Felicity and Justine

Is LegalTech “Fit and Proper”?

Is LegalTech “Fit and Proper”?

Increasingly, there is awareness that new technology, especially artificial intelligence, is changing the practice of law in profound ways.

In two presentations, FLIP Stream’s Deputy Director Justine Rogers and Research Fellow Felicity Bell considered the effects of “LegalTech” on lawyers’ professionalism and ethics – firstly, as more and more non-lawyers become involved in the creation of legal products, and secondly for lawyers’ own professional identities as LegalTech continues to develop.

At the eighth International Legal Ethics Conference, recently held at the University of Melbourne Law School, Dr Rogers and Dr Bell presented on the impact of a widening range of non-lawyer professionals – such as coders, knowledge engineers and software developers – becoming involved in legal service delivery.
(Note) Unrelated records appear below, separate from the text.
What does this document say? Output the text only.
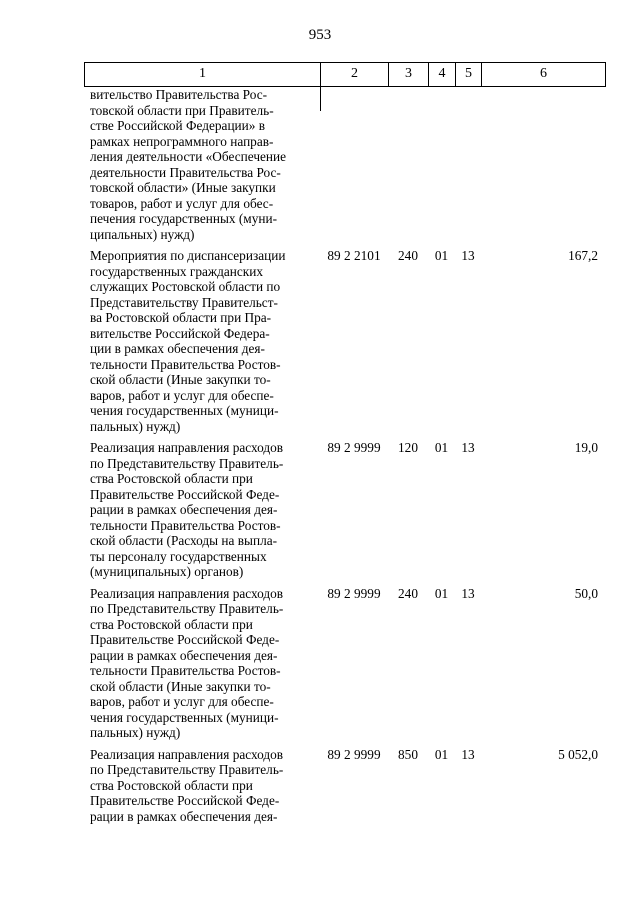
953
1	2	3	4	5	6

вительство Правительства Рос-

товской области при Правитель-

стве Российской Федерации» в

рамках непрограммного направ-

ления деятельности «Обеспечение

деятельности Правительства Рос-

товской области» (Иные закупки

товаров, работ и услуг для обес-

печения государственных (муни-

ципальных) нужд)

Мероприятия по диспансеризации

государственных гражданских

служащих Ростовской области по

Представительству Правительст-

ва Ростовской области при Пра-

вительстве Российской Федера-

ции в рамках обеспечения дея-

тельности Правительства Ростов-

ской области (Иные закупки то-

варов, работ и услуг для обеспе-

чения государственных (муници-

пальных) нужд)

89 2 2101	240	01 13	167,2

Реализация направления расходов

по Представительству Правитель-

ства Ростовской области при

Правительстве Российской Феде-

рации в рамках обеспечения дея-

тельности Правительства Ростов-

ской области (Расходы на выпла-

ты персоналу государственных

(муниципальных) органов)

89 2 9999	120	01 13	19,0

Реализация направления расходов

по Представительству Правитель-

ства Ростовской области при

Правительстве Российской Феде-

рации в рамках обеспечения дея-

тельности Правительства Ростов-

ской области (Иные закупки то-

варов, работ и услуг для обеспе-

чения государственных (муници-

пальных) нужд)

89 2 9999	240	01 13	50,0

Реализация направления расходов

по Представительству Правитель-

ства Ростовской области при

Правительстве Российской Феде-

рации в рамках обеспечения дея-

89 2 9999	850	01 13	5 052,0
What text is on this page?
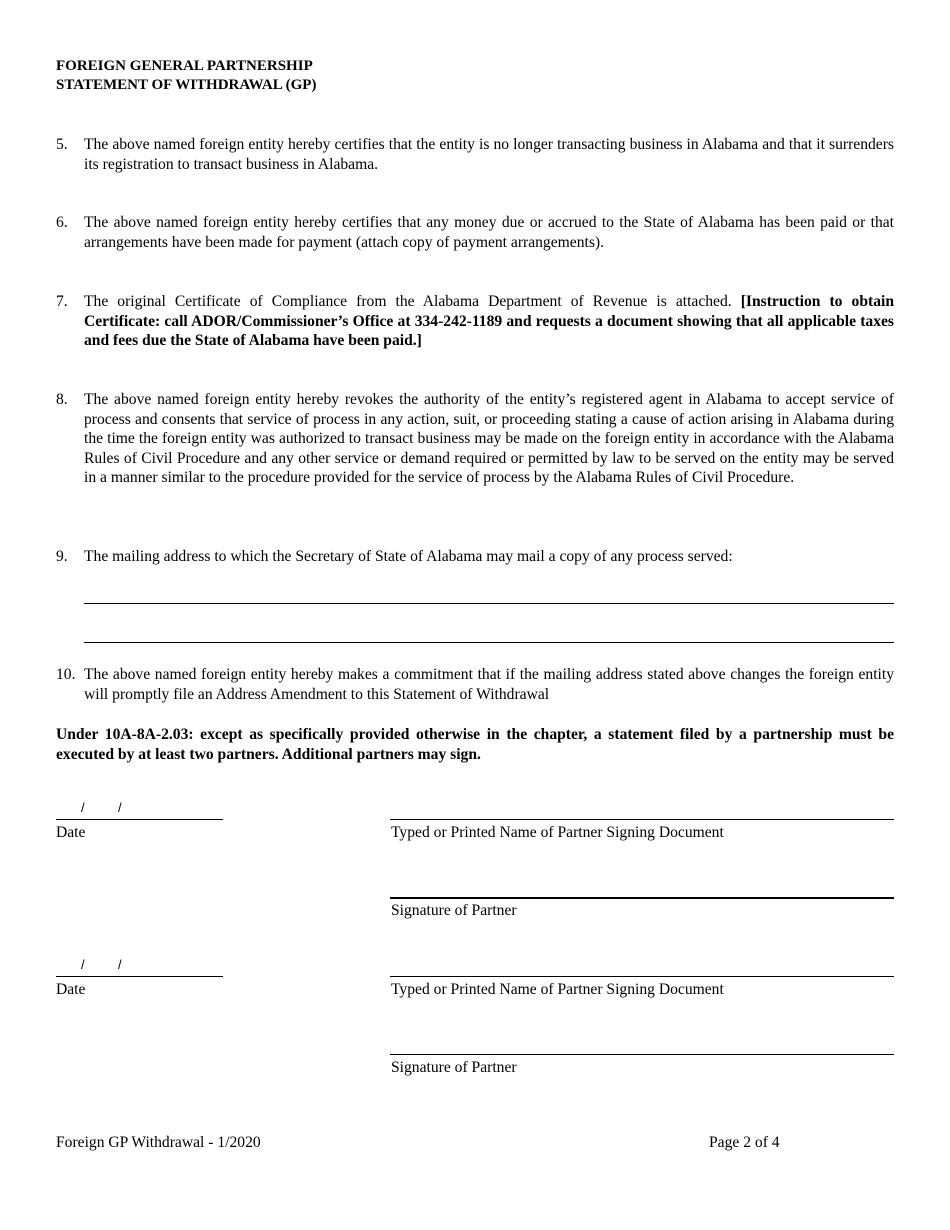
FOREIGN GENERAL PARTNERSHIP
STATEMENT OF WITHDRAWAL (GP)
5. The above named foreign entity hereby certifies that the entity is no longer transacting business in Alabama and that it surrenders its registration to transact business in Alabama.
6. The above named foreign entity hereby certifies that any money due or accrued to the State of Alabama has been paid or that arrangements have been made for payment (attach copy of payment arrangements).
7. The original Certificate of Compliance from the Alabama Department of Revenue is attached. [Instruction to obtain Certificate: call ADOR/Commissioner’s Office at 334-242-1189 and requests a document showing that all applicable taxes and fees due the State of Alabama have been paid.]
8. The above named foreign entity hereby revokes the authority of the entity’s registered agent in Alabama to accept service of process and consents that service of process in any action, suit, or proceeding stating a cause of action arising in Alabama during the time the foreign entity was authorized to transact business may be made on the foreign entity in accordance with the Alabama Rules of Civil Procedure and any other service or demand required or permitted by law to be served on the entity may be served in a manner similar to the procedure provided for the service of process by the Alabama Rules of Civil Procedure.
9. The mailing address to which the Secretary of State of Alabama may mail a copy of any process served:
10. The above named foreign entity hereby makes a commitment that if the mailing address stated above changes the foreign entity will promptly file an Address Amendment to this Statement of Withdrawal
Under 10A-8A-2.03: except as specifically provided otherwise in the chapter, a statement filed by a partnership must be executed by at least two partners. Additional partners may sign.
/	/
Date	Typed or Printed Name of Partner Signing Document
Signature of Partner
/	/
Date	Typed or Printed Name of Partner Signing Document
Signature of Partner
Foreign GP Withdrawal - 1/2020	Page 2 of 4
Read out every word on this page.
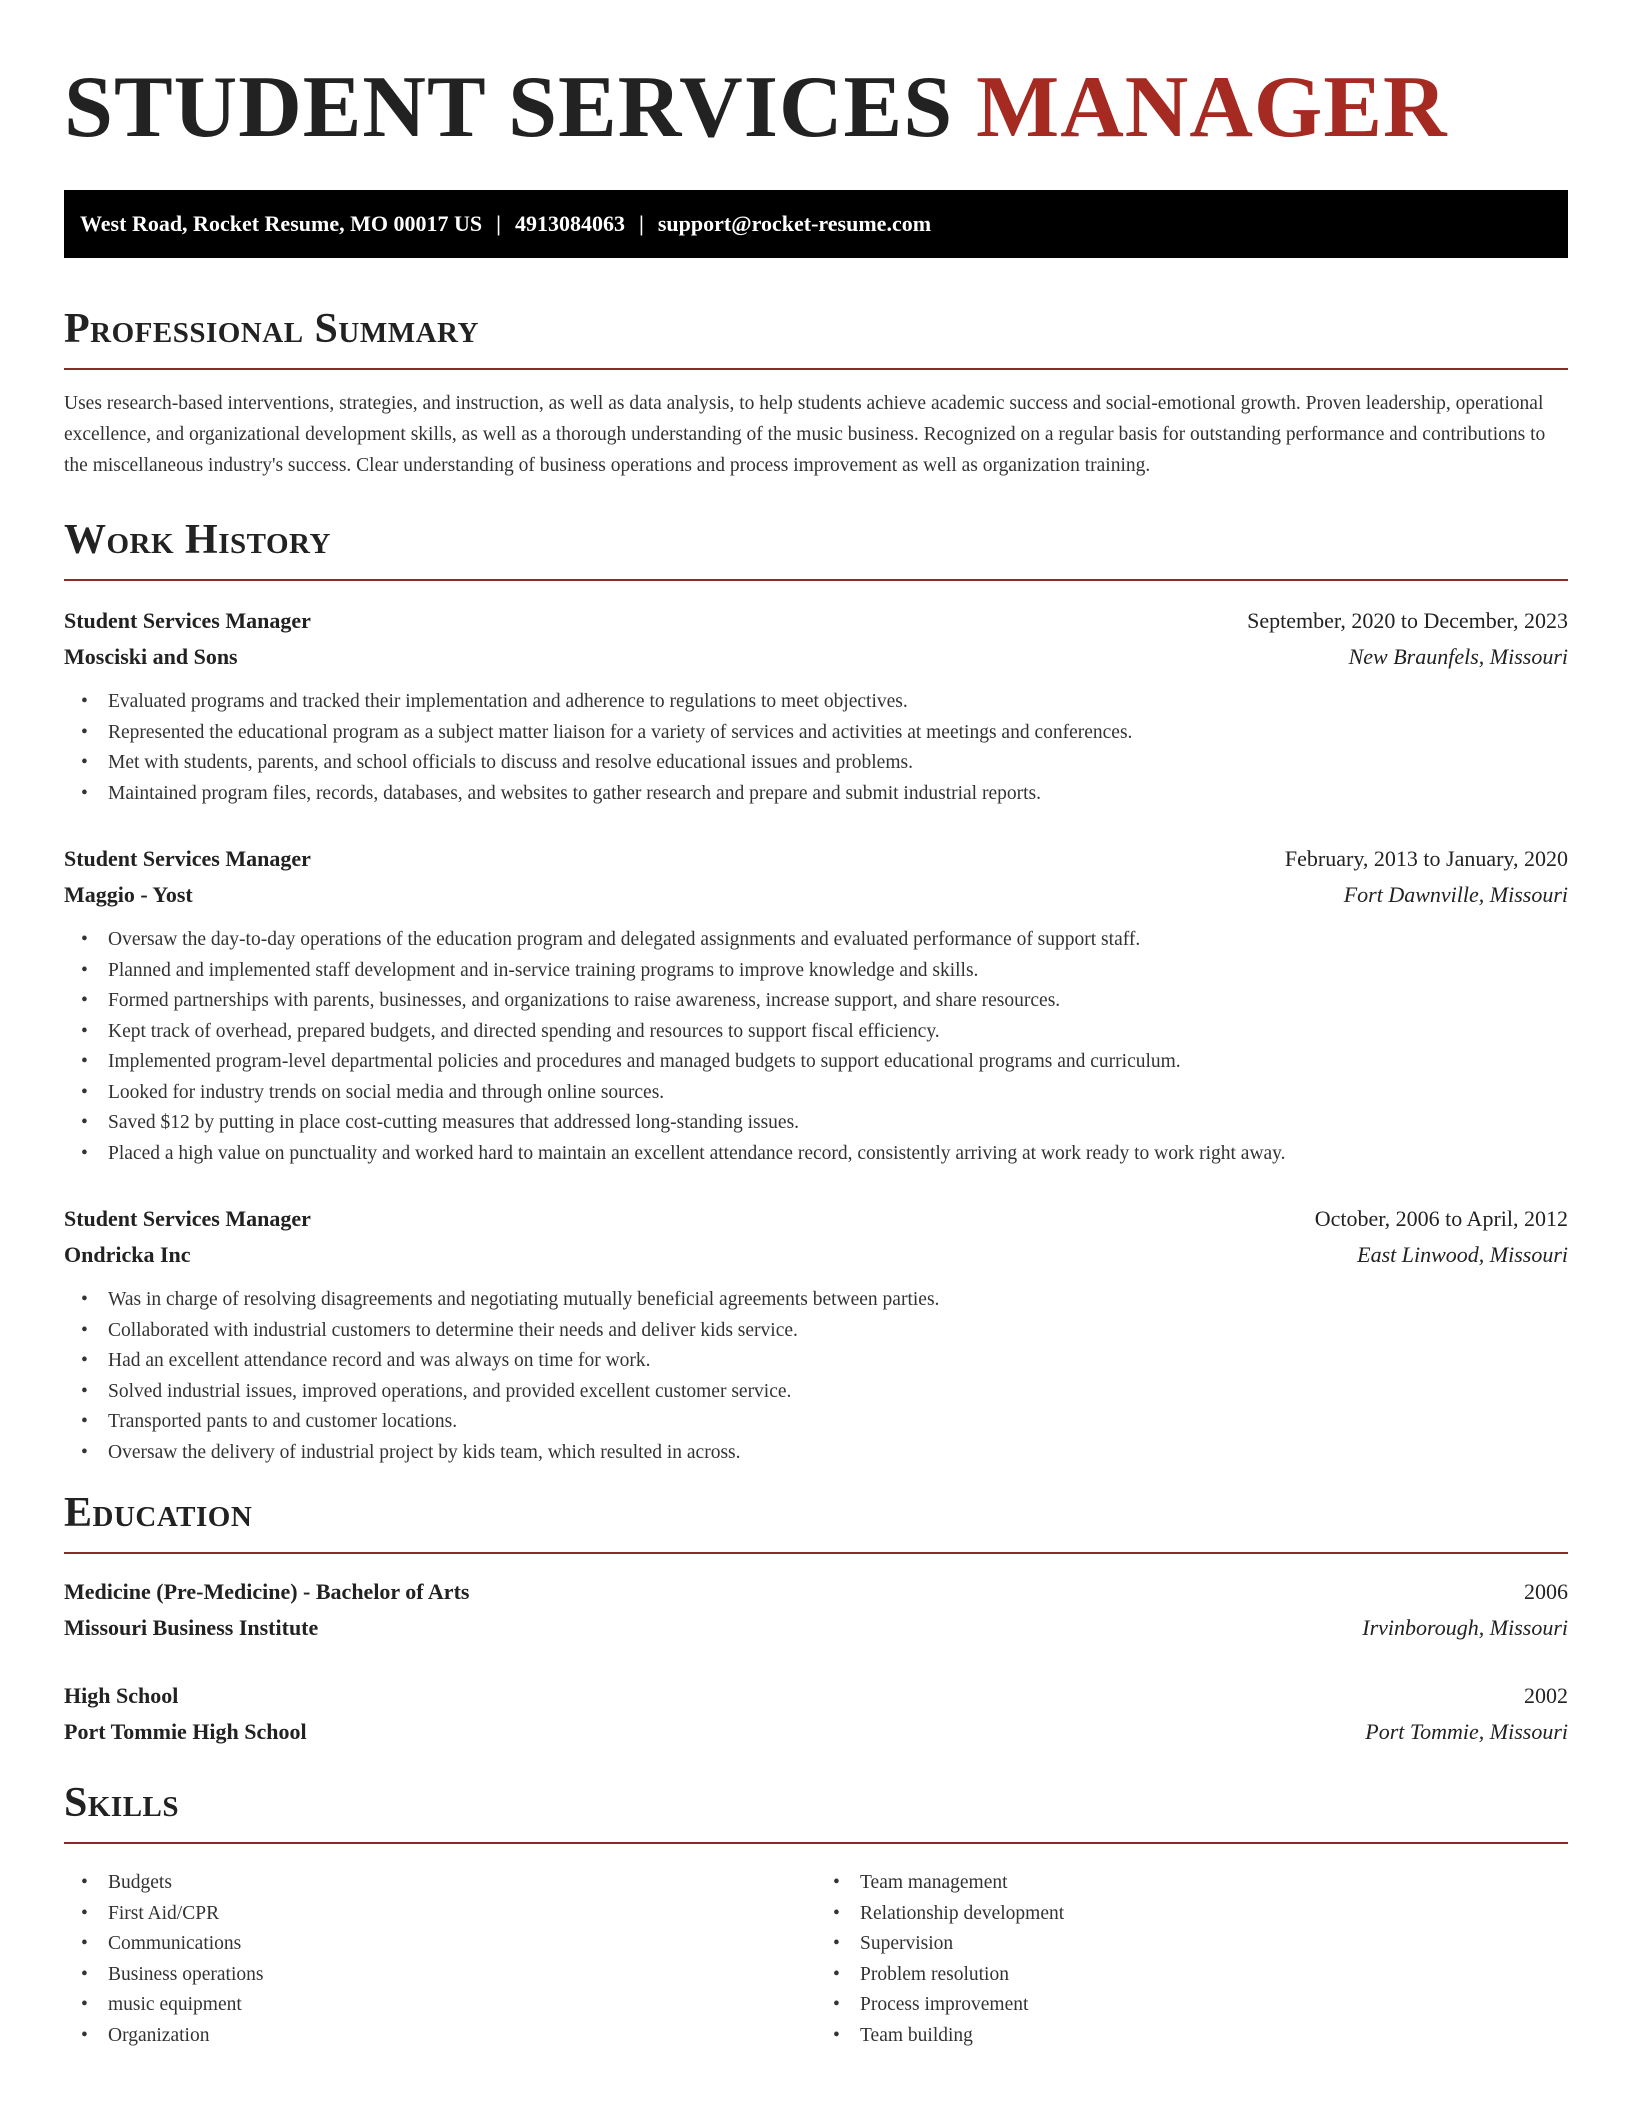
STUDENT SERVICES MANAGER
West Road, Rocket Resume, MO 00017 US | 4913084063 | support@rocket-resume.com
Professional Summary

Uses research-based interventions, strategies, and instruction, as well as data analysis, to help students achieve academic success and social-emotional growth. Proven leadership, operational excellence, and organizational development skills, as well as a thorough understanding of the music business. Recognized on a regular basis for outstanding performance and contributions to the miscellaneous industry's success. Clear understanding of business operations and process improvement as well as organization training.

Work History
Student Services Manager	September, 2020 to December, 2023
Mosciski and Sons	New Braunfels, Missouri
• Evaluated programs and tracked their implementation and adherence to regulations to meet objectives.
• Represented the educational program as a subject matter liaison for a variety of services and activities at meetings and conferences.
• Met with students, parents, and school officials to discuss and resolve educational issues and problems.
• Maintained program files, records, databases, and websites to gather research and prepare and submit industrial reports.
Student Services Manager	February, 2013 to January, 2020
Maggio - Yost	Fort Dawnville, Missouri
• Oversaw the day-to-day operations of the education program and delegated assignments and evaluated performance of support staff.
• Planned and implemented staff development and in-service training programs to improve knowledge and skills.
• Formed partnerships with parents, businesses, and organizations to raise awareness, increase support, and share resources.
• Kept track of overhead, prepared budgets, and directed spending and resources to support fiscal efficiency.
• Implemented program-level departmental policies and procedures and managed budgets to support educational programs and curriculum.
• Looked for industry trends on social media and through online sources.
• Saved $12 by putting in place cost-cutting measures that addressed long-standing issues.
• Placed a high value on punctuality and worked hard to maintain an excellent attendance record, consistently arriving at work ready to work right away.
Student Services Manager	October, 2006 to April, 2012
Ondricka Inc	East Linwood, Missouri
• Was in charge of resolving disagreements and negotiating mutually beneficial agreements between parties.
• Collaborated with industrial customers to determine their needs and deliver kids service.
• Had an excellent attendance record and was always on time for work.
• Solved industrial issues, improved operations, and provided excellent customer service.
• Transported pants to and customer locations.
• Oversaw the delivery of industrial project by kids team, which resulted in across.
Education
Medicine (Pre-Medicine) - Bachelor of Arts	2006
Missouri Business Institute	Irvinborough, Missouri
High School	2002
Port Tommie High School	Port Tommie, Missouri
Skills
• Budgets
• First Aid/CPR
• Communications
• Business operations
• music equipment
• Organization
• Team management
• Relationship development
• Supervision
• Problem resolution
• Process improvement
• Team building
The provision of legal services by non-lawyers is significant because all lawyers who wish to practise law must satisfy a “fit and proper” test at entry. After admission, this good character requirement is ongoing, and central to the test of professional misconduct and disciplinary sanction. Non-lawyers, meanwhile, are not subject to this requirement or to any conduct or practice rules. Also, there is no standardised means of quality control either of those involved in the creation of LegalTech or of products themselves, other than after-the-fact general consumer law principles. Accordingly, Dr Rogers and Dr Bell examined the desirability and feasibility of extending legal professional regulation to these actors.

How do professionals maintain their identities in a world where elements of their work can be undertaken, sometimes to a higher standard, by machines? Dr Bell and Dr Rogers investigated this question in the context of law and legal practice. In a paper presented at the Law and Society Association of Australia and New Zealand conference at the University of Wollongong Law School, they discussed the impact of artificial intelligence on lawyers’ professionalism.

Noting the strains already operating on the profession, Dr Bell and Dr Rogers looked at whether the injection of AI into legal practice is straining lawyers’ capacity and resolve to pursue high levels of professionalism – or ethicality and competence – for the benefit of the administration of justice, the client, and the wider public. They then turned to how regulators can support and motivate ethical behaviour in lawyers, in the face of this technological change, first looking at how lawyers’ use of AI is currently regulated, and then considering what a more active form of professional regulation would look like.